Does the team make the quarterback or does the quarterback make the team? That’s the eternal football question and we’re about to have a textbook explication of the point. In his first trial by fire, Matt Cassel may not have lit up the skies. But he performed with reasonable competence, hints of maturity, and sufficient calm and that’s all that you can ask from the backup. He could grow. Belichick, after all, has a history of working wonders with unheralded, low-round, QB’s nobody else wanted. On the other hand, you may end up wishing that everyone’s favorite emergency hired gun, Vinny Testaverde, was five years younger.
Even before the ugly turn of events in the opener, Belichick might have been excused for feeling besieged. In ways some might view curious, this season was being seen as something of a referendum on him. National media obsesses on the hope that the fabulous near-dynasty he’s built with brilliance is teetering. Don’t underestimate the widespread pleasure that the Pats loss to the Giants last February brought to many.

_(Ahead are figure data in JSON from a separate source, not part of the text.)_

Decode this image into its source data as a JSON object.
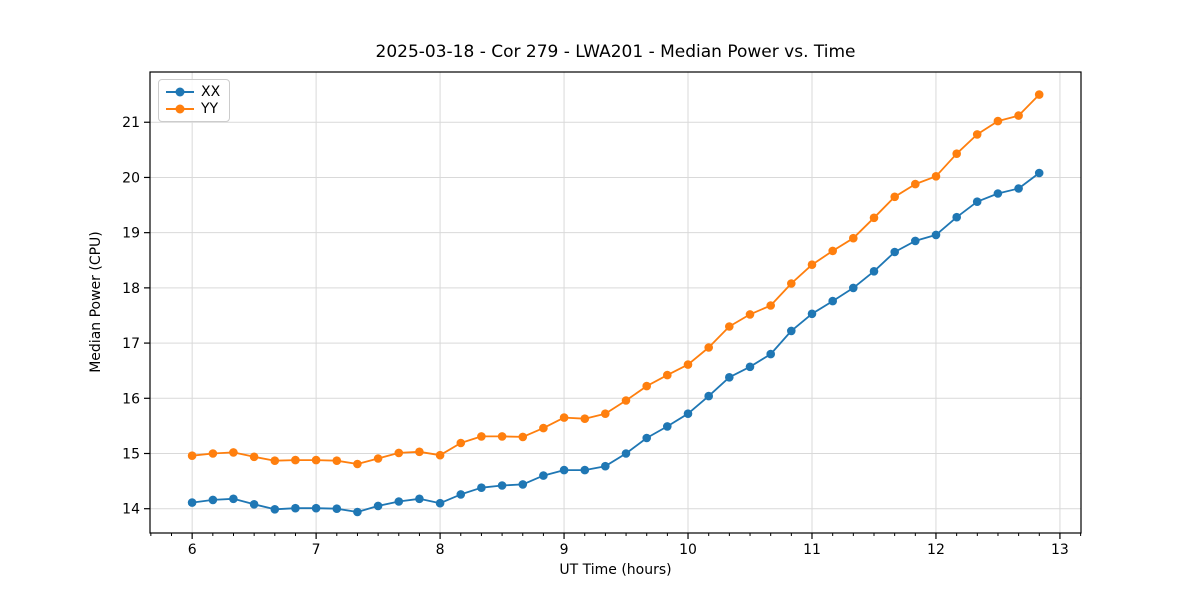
{
  "chart_data": {
    "type": "line",
    "title": "2025-03-18 - Cor 279 - LWA201 - Median Power vs. Time",
    "xlabel": "UT Time (hours)",
    "ylabel": "Median Power (CPU)",
    "xlim": [
      5.66,
      13.17
    ],
    "ylim": [
      13.56,
      21.91
    ],
    "x_ticks": [
      6,
      7,
      8,
      9,
      10,
      11,
      12,
      13
    ],
    "y_ticks": [
      14,
      15,
      16,
      17,
      18,
      19,
      20,
      21
    ],
    "x_minor_step": 0.16667,
    "grid": true,
    "legend_position": "upper left",
    "grid_color": "#d9d9d9",
    "spine_color": "#000000",
    "x": [
      6.0,
      6.167,
      6.333,
      6.5,
      6.667,
      6.833,
      7.0,
      7.167,
      7.333,
      7.5,
      7.667,
      7.833,
      8.0,
      8.167,
      8.333,
      8.5,
      8.667,
      8.833,
      9.0,
      9.167,
      9.333,
      9.5,
      9.667,
      9.833,
      10.0,
      10.167,
      10.333,
      10.5,
      10.667,
      10.833,
      11.0,
      11.167,
      11.333,
      11.5,
      11.667,
      11.833,
      12.0,
      12.167,
      12.333,
      12.5,
      12.667,
      12.833
    ],
    "series": [
      {
        "name": "XX",
        "color": "#1f77b4",
        "values": [
          14.11,
          14.16,
          14.18,
          14.08,
          13.99,
          14.01,
          14.01,
          14.0,
          13.94,
          14.05,
          14.13,
          14.18,
          14.1,
          14.26,
          14.38,
          14.42,
          14.44,
          14.6,
          14.7,
          14.7,
          14.77,
          15.0,
          15.28,
          15.49,
          15.72,
          16.04,
          16.38,
          16.57,
          16.8,
          17.22,
          17.53,
          17.76,
          18.0,
          18.3,
          18.65,
          18.85,
          18.96,
          19.28,
          19.56,
          19.71,
          19.8,
          20.08
        ]
      },
      {
        "name": "YY",
        "color": "#ff7f0e",
        "values": [
          14.96,
          15.0,
          15.02,
          14.94,
          14.87,
          14.88,
          14.88,
          14.87,
          14.81,
          14.91,
          15.01,
          15.03,
          14.97,
          15.19,
          15.31,
          15.31,
          15.3,
          15.46,
          15.65,
          15.63,
          15.72,
          15.96,
          16.22,
          16.42,
          16.61,
          16.92,
          17.3,
          17.52,
          17.68,
          18.08,
          18.42,
          18.67,
          18.9,
          19.27,
          19.65,
          19.88,
          20.02,
          20.43,
          20.78,
          21.02,
          21.12,
          21.5
        ]
      }
    ]
  }
}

It has gotten worse. A major Internet service provider -- AOL reaching tens of millions daily -- is currently conducting a poll asking the not so lovely question, “Who is the most despised sports figure in the country?” Among the nominees are unpleasant characters such as James Dolan, Daniel Snyder, Larry Brown, Ozzie Guillen, Bill Laimbeer. And yes, your esteemed coach, Boss Belichick, is also on their ballot. Yikes!
The vibes surely have not permeated New England, which remains in love. But nationally this is not a popular team. A keen desire on the part of many to see Belichick get his total comeuppance for that tired “tape-gate” business persists. He’s been punished, but for many that’s not enough. It’s over. It no longer has legs. But it’s amazing how many don’t want to let it go. Envy has much to do with it. So is the perception -- unfair or otherwise -- that the Patriots, under the Boss, have not exactly been classy winners.
Still, for it all to unravel because of a ruinous injury to the remarkable Brady who had given his entire game a rather fetchingly cosmopolitan gloss would be an unkind cut by any reasonable standard. And the possibility obviously is strong that when Brady’s knee crumbled so did the once and future dynasty.
That seems already to be the conventional wisdom. But I’ve never trusted that sucker. So I wouldn’t bet against them. Nor would I bet that we will soon again see Tom Brady trot onto the old and aptly termed “gridiron,” which Webster defines as “a framework of metal bars on which to broil meat and fish.” Amen to that, says I.